Mientras tanto yo me he dedicado a seguir estudiando sobre Marketing y emprendimiento, y por supuesto a aprender húngaro. Todo lo que aquí hago como #UnamamilatinaenBudapest lo plasmo en un proyecto personal que me he propuesto sacar adelante para apoyar a otras madres en mi condición, a través de @sinmanualdeestilo.
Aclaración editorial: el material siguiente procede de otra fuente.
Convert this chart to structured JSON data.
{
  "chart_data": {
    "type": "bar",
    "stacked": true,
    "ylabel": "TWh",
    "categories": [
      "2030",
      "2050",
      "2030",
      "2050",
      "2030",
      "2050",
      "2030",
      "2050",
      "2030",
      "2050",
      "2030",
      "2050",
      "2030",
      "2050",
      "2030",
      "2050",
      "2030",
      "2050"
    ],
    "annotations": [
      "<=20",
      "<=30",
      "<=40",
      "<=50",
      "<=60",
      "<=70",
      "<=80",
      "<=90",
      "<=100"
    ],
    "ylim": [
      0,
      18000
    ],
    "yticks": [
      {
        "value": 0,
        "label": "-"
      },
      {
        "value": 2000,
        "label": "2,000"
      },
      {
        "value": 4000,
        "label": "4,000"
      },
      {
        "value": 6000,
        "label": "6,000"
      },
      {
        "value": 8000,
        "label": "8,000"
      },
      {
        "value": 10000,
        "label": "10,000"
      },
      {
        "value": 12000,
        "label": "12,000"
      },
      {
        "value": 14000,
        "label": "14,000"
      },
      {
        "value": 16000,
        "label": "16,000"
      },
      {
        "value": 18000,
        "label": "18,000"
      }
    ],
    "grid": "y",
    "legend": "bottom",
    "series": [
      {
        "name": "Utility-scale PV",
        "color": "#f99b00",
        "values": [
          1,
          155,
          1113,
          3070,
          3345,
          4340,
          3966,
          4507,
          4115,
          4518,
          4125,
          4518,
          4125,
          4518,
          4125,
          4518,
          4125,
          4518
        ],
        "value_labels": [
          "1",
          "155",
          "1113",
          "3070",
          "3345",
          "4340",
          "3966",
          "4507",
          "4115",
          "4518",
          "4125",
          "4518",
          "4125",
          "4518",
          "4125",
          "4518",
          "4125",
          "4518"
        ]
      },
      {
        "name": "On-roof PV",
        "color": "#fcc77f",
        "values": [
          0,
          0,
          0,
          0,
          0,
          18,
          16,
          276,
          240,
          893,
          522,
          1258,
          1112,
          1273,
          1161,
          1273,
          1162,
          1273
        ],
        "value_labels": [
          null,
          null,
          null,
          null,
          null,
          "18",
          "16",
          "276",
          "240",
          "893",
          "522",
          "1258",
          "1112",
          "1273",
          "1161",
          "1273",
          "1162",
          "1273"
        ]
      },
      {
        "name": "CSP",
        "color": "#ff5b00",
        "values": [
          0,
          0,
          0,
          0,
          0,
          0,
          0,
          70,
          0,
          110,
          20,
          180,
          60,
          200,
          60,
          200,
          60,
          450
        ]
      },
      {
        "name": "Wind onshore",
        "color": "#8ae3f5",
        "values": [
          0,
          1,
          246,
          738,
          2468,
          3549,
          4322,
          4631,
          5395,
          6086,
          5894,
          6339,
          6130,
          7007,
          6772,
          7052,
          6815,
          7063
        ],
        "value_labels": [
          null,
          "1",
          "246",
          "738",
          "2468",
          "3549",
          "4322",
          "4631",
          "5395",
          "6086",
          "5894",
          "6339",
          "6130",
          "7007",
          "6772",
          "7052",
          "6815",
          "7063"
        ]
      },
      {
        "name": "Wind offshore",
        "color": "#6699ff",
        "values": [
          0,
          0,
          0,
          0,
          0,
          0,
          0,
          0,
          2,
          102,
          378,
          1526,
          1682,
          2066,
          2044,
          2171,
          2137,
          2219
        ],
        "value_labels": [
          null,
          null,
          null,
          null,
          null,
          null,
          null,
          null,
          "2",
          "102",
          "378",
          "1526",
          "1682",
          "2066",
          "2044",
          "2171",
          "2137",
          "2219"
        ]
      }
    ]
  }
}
El día que me monté en el avión para venirme sentí de verdad que me estaba dando un infarto, por mi mente pasó la posibilidad de no poder vivir sin despertarme y ver El Ávila en mi ventana, pero todo eso se esfumó cuando me pude montar en un autobús con mi hija en su coche, con toda la facilidad del mundo, y definitivamente terminó de desaparecer en cada caminata que hago por la ciudad, en cada foto que tomo sin miedo a que me roben mis equipos o en la tranquilidad de saber que nos alcanza el dinero para vivir.
Este ha sido un año de muchos aprendizajes, de mucho crecimiento, de avanzar hacia lo que nos hemos planteado como familia, pero sobre todo ha sido un tiempo de cambiarse el chip con el que crecimos, porque esta cultura no entiende todo lo que nosotros traemos, y no vinimos acá a imponernos sino a integrarnos. Entender eso nos ha ayudado mucho, así como nos ha ayudado relacionarnos con una hermosa comunidad de familias expatriadas que nos han adoptado como suyos.
No ha sido fácil, es verdad, pero ha sido divino y placenteramente multicultural, ahora que nuestra vida pasó de la más primitiva supervivencia a tejerse en un ambiente donde conviven sin miedo el inglés, el español y el húngaro.